What is the optimal combination of feature selection parameters and base learners for different complex traits?
Objectives:
Develop a memory-efficient feature selection method that processes SNP data through streaming reading, using weighted combinations of variance and Pearson correlation coefficients to identify trait-associated genetic variants.
Implement a stacking machine learning framework combining ridge regression, random forest, and kernel ridge regression to capture both linear and nonlinear relationships between genotypes and phenotypes.
Systematically evaluate prediction accuracy, computational efficiency, and memory usage using UK Biobank genomic and phenotypic data, benchmarking against established methods including GBLUP.
Scientific Rationale:
Genomic selection has revolutionized breeding and disease risk prediction since Meuwissen et al. (2001).
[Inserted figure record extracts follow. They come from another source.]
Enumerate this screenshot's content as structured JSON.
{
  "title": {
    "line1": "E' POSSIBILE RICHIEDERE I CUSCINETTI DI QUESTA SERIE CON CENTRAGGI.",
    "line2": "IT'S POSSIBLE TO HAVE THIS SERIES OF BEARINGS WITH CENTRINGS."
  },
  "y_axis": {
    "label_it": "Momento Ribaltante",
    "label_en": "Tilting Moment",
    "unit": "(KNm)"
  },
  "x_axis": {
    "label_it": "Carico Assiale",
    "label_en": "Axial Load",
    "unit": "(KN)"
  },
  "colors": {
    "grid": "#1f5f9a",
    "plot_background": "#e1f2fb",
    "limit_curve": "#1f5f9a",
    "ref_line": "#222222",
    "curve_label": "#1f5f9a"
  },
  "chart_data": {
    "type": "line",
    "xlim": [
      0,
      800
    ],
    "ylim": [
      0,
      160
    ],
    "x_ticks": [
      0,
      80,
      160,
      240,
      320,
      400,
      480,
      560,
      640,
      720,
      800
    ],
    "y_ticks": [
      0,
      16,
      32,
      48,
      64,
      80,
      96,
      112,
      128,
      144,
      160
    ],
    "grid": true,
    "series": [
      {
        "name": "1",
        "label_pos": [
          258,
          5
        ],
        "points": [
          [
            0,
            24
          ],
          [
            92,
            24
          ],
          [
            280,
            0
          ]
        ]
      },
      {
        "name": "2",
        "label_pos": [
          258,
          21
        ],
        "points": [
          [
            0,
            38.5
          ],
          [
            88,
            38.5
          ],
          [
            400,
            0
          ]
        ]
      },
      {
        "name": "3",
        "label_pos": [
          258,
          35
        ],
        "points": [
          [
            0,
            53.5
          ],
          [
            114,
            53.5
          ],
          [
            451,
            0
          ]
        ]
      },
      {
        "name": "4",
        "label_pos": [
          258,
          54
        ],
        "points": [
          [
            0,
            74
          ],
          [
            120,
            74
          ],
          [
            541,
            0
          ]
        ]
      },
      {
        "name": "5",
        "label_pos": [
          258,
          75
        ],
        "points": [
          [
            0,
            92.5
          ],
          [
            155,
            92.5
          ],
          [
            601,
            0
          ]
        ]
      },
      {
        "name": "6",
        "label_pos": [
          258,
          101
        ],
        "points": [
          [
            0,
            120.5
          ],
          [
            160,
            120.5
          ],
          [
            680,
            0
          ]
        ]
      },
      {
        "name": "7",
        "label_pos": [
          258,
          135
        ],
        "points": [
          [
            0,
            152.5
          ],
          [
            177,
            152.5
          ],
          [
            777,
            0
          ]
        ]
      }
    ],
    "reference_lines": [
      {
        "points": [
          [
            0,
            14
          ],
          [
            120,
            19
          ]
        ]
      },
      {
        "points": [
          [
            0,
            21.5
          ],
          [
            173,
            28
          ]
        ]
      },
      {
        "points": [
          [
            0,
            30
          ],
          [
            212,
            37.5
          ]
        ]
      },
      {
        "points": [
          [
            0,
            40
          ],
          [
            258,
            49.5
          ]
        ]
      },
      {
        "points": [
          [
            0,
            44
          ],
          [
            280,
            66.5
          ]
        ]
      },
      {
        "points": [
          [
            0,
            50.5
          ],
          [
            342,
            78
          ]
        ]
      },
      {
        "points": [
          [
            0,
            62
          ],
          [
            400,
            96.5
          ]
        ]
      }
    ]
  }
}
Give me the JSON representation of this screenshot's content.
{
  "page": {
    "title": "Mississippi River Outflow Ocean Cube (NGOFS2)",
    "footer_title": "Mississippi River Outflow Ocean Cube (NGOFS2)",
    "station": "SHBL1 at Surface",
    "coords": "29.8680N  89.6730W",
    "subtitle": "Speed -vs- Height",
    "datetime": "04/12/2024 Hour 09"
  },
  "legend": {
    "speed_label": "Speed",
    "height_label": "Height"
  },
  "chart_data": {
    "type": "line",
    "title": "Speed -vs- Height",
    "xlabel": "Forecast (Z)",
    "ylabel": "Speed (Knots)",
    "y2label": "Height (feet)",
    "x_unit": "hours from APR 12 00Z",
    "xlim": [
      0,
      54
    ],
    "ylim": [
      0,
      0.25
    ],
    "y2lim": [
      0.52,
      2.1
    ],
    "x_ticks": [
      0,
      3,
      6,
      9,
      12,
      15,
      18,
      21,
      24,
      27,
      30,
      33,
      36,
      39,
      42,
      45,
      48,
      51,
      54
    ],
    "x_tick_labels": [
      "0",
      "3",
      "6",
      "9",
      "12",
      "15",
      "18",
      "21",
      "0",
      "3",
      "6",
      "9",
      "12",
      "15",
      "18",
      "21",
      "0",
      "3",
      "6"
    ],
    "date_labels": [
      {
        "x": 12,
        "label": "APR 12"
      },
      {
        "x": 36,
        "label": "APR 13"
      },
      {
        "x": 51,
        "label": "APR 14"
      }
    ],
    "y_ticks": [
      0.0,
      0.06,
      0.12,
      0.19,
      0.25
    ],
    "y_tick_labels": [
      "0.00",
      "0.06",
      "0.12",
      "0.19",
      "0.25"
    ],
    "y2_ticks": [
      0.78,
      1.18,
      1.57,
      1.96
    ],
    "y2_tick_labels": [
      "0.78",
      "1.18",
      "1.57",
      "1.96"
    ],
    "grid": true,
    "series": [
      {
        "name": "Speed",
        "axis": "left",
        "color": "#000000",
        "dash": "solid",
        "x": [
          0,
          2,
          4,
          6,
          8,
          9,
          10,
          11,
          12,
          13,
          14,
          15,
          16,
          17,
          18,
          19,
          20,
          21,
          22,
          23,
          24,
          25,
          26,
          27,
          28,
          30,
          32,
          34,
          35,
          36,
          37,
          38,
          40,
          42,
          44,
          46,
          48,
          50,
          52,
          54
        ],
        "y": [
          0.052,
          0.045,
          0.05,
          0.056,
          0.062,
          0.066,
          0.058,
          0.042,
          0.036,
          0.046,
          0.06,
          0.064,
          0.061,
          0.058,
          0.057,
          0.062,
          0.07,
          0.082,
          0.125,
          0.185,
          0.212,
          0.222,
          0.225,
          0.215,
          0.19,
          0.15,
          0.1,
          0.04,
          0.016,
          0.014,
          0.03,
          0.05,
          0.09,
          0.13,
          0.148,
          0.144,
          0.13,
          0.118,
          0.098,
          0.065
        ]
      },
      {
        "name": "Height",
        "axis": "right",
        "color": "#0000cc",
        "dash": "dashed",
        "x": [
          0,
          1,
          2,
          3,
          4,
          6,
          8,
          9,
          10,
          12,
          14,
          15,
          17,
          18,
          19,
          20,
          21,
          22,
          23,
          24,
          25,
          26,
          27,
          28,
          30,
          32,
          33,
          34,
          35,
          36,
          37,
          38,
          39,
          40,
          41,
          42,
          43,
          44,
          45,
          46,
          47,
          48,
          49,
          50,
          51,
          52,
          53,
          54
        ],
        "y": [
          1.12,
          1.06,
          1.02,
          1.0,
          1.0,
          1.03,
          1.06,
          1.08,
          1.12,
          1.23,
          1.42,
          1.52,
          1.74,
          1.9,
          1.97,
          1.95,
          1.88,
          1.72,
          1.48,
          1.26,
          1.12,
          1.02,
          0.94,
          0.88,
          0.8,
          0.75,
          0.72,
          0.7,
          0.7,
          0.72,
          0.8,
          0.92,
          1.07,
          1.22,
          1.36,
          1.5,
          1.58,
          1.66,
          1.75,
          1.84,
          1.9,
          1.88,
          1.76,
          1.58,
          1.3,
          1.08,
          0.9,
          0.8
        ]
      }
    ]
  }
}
However, traditional methods like GBLUP assume linear SNP effects, limiting accuracy for traits with complex genetic architectures. Additionally, analyzing high-dimensional genomic data faces the “curse of dimensionality,” requiring substantial computational resources that limit accessibility.
Single machine learning models often capture only partial data characteristics. Ensemble methods that integrate multiple learners can model diverse aspects of SNP-phenotype relationships more comprehensively. Current feature selection approaches typically rely on single indicators and require loading entire datasets into memory, restricting scalability for biobank-scale data.